Total's quarterly results drop 44%

The Board of Directors of Total (TOT), led by Chairman Thierry Desmarest, met on February 10, 2010 to review the Group’s fourth quarter 2009 accounts and to close the parent company and consolidated accounts for 2009. Adjusted net income was 7.8 billion euros, a 44% decrease compared to 2008. Expressed in dollars, adjusted net income was 10.9 billion dollars, a decrease of 47%. 

The Board of Directors decided to propose at its annual meeting on May 21, 2010, a dividend of 2.28 €/share, stable in euros compared to 2008 and, expressed in dollars4, an increase of 9%. 

Commenting on the results, CEO Christophe de Margerie said: “The 2009 oil and gas market environment was marked by a sharp decline in the demand for oil, natural gas and refined products. Crude oil prices, nonetheless, rebounded during the year to average 61.7 $/b thanks to the support from OPEC reductions and the anticipation by the market of an economic recovery. In contrast, natural gas spot prices remained depressed and refining margins fell to historically low levels, under pressure from significant overcapacity. In Chemicals, despite strong demand for polymers in China, the environment was hurt by low margins and a sharp drop in demand in OECD markets. 

In this context, Total’s 2009 adjusted net income was 10.9 B$, a decrease of 47% compared to 2008. The Group’s results for the year were among the most resilient of the major oils. In the fourth quarter, thanks to a 6% increase in Upstream production, higher oil prices and Downstream results that remained slightly positive despite very weak refining margins, adjusted net income rose to 3.1 B$, an increase of 15% compared to the third quarter. 

With its strong balance sheet and financial flexibility, Total has been able to continue its investment program and dividend policy in 2009, while keeping its net-debt-to-equity ratio, in line with its objectives, at 27% at the end of December 2009. 

In the Upstream, in 2009 five major projects started production in Nigeria, the Gulf of Mexico, Angola, Qatar and Yemen. The Group also approved the investment to launch the Surmont Phase II project in Canada, and, to further strengthen its portfolio, entered into a number of joint ventures, notably with Chesapeake and Cobalt in the United States, Novatek in Russia, and Sonatrach in Algeria. These additions were made within the framework of the company’s strict financial criteria. In addition, cost reduction plans launched in late 2008 led to an 8% reduction in operating costs and allowed the company to maintain its technical costs at 15.4 $/boe, the same level as in 2008. 

The Downstream and Chemicals segments continued to implement plans to adapt to the particularly difficult conditions they faced in 2009 that included reducing capacity to restore profitability to these activities in an environment undergoing profound transformation.
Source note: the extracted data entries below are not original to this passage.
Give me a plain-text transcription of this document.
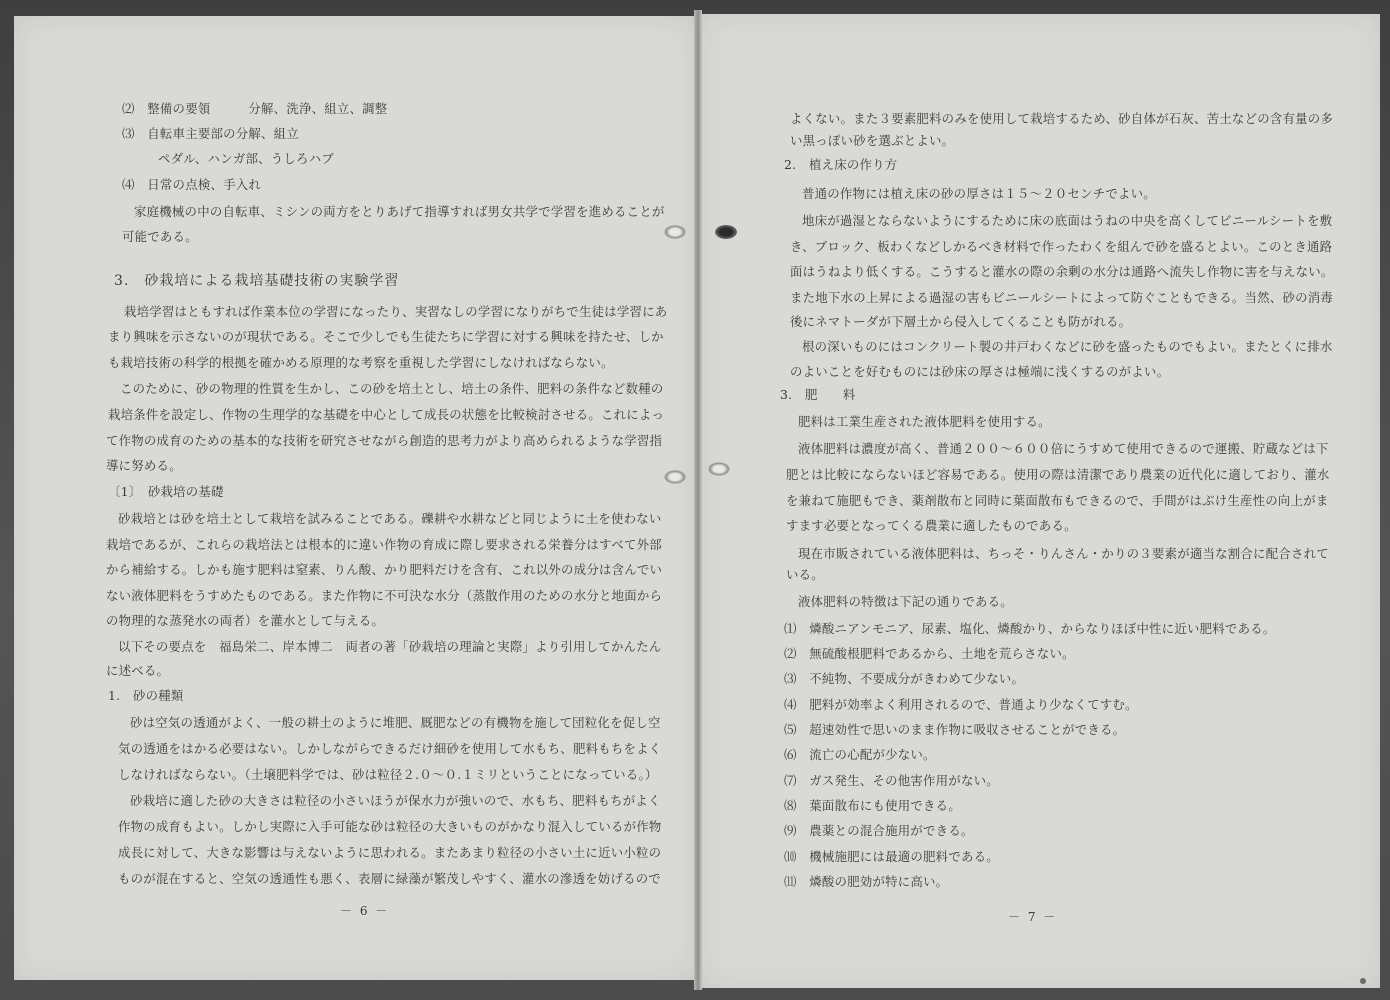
⑵　整備の要領　　　分解、洗浄、組立、調整
⑶　自転車主要部の分解、組立
ペダル、ハンガ部、うしろハブ
⑷　日常の点検、手入れ
家庭機械の中の自転車、ミシンの両方をとりあげて指導すれば男女共学で学習を進めることが
可能である。
3.　砂栽培による栽培基礎技術の実験学習
栽培学習はともすれば作業本位の学習になったり、実習なしの学習になりがちで生徒は学習にあ
まり興味を示さないのが現状である。そこで少しでも生徒たちに学習に対する興味を持たせ、しか
も栽培技術の科学的根拠を確かめる原理的な考察を重視した学習にしなければならない。
このために、砂の物理的性質を生かし、この砂を培土とし、培土の条件、肥料の条件など数種の
栽培条件を設定し、作物の生理学的な基礎を中心として成長の状態を比較検討させる。これによっ
て作物の成育のための基本的な技術を研究させながら創造的思考力がより高められるような学習指
導に努める。
〔1〕　砂栽培の基礎
砂栽培とは砂を培土として栽培を試みることである。礫耕や水耕などと同じように土を使わない
栽培であるが、これらの栽培法とは根本的に違い作物の育成に際し要求される栄養分はすべて外部
から補給する。しかも施す肥料は窒素、りん酸、かり肥料だけを含有、これ以外の成分は含んでい
ない液体肥料をうすめたものである。また作物に不可決な水分（蒸散作用のための水分と地面から
の物理的な蒸発水の両者）を灌水として与える。
以下その要点を　福島栄二、岸本博二　両者の著「砂栽培の理論と実際」より引用してかんたん
に述べる。
1.　砂の種類
砂は空気の透通がよく、一般の耕土のように堆肥、厩肥などの有機物を施して団粒化を促し空
気の透通をはかる必要はない。しかしながらできるだけ細砂を使用して水もち、肥料もちをよく
しなければならない。（土壌肥料学では、砂は粒径２.０～０.１ミリということになっている。）
砂栽培に適した砂の大きさは粒径の小さいほうが保水力が強いので、水もち、肥料もちがよく
作物の成育もよい。しかし実際に入手可能な砂は粒径の大きいものがかなり混入しているが作物
成長に対して、大きな影響は与えないように思われる。またあまり粒径の小さい土に近い小粒の
ものが混在すると、空気の透通性も悪く、表層に緑藻が繁茂しやすく、灌水の滲透を妨げるので
－ 6 －
よくない。また３要素肥料のみを使用して栽培するため、砂自体が石灰、苦土などの含有量の多
い黒っぽい砂を選ぶとよい。
2.　植え床の作り方
普通の作物には植え床の砂の厚さは１５～２０センチでよい。
地床が過湿とならないようにするために床の底面はうねの中央を高くしてビニールシートを敷
き、ブロック、板わくなどしかるべき材料で作ったわくを組んで砂を盛るとよい。このとき通路
面はうねより低くする。こうすると灌水の際の余剰の水分は通路へ流失し作物に害を与えない。
また地下水の上昇による過湿の害もビニールシートによって防ぐこともできる。当然、砂の消毒
後にネマトーダが下層土から侵入してくることも防がれる。
根の深いものにはコンクリート製の井戸わくなどに砂を盛ったものでもよい。またとくに排水
のよいことを好むものには砂床の厚さは極端に浅くするのがよい。
3.　肥　　料
肥料は工業生産された液体肥料を使用する。
液体肥料は濃度が高く、普通２００～６００倍にうすめて使用できるので運搬、貯蔵などは下
肥とは比較にならないほど容易である。使用の際は清潔であり農業の近代化に適しており、灌水
を兼ねて施肥もでき、薬剤散布と同時に葉面散布もできるので、手間がはぶけ生産性の向上がま
すます必要となってくる農業に適したものである。
現在市販されている液体肥料は、ちっそ・りんさん・かりの３要素が適当な割合に配合されて
いる。
液体肥料の特徴は下記の通りである。
⑴　燐酸ニアンモニア、尿素、塩化、燐酸かり、からなりほぼ中性に近い肥料である。
⑵　無硫酸根肥料であるから、土地を荒らさない。
⑶　不純物、不要成分がきわめて少ない。
⑷　肥料が効率よく利用されるので、普通より少なくてすむ。
⑸　超速効性で思いのまま作物に吸収させることができる。
⑹　流亡の心配が少ない。
⑺　ガス発生、その他害作用がない。
⑻　葉面散布にも使用できる。
⑼　農薬との混合施用ができる。
⑽　機械施肥には最適の肥料である。
⑾　燐酸の肥効が特に高い。
－ 7 －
The measures taken in the modernization of the refining and petrochemicals site at Normandy demonstrate the Group’s will to be socially responsible as it adapts its industrial operations to structural changes in the market. 

In addition, outlays for research and development rose to 650 million euros in 2009, an increase of 6% compared to 2008. In particular, this allowed the Group to start up this year the pilot project for CO2 capture and storage at Lacq, which illustrates its commitment to the fight against global climate change. 

In reaffirming the priority of safety and the environment and by building on its investment discipline, its high-quality portfolio and its recognized expertise, Total is confident in its ability to pursue its strategy of profitable and responsible growth to create value for all of its stakeholders.”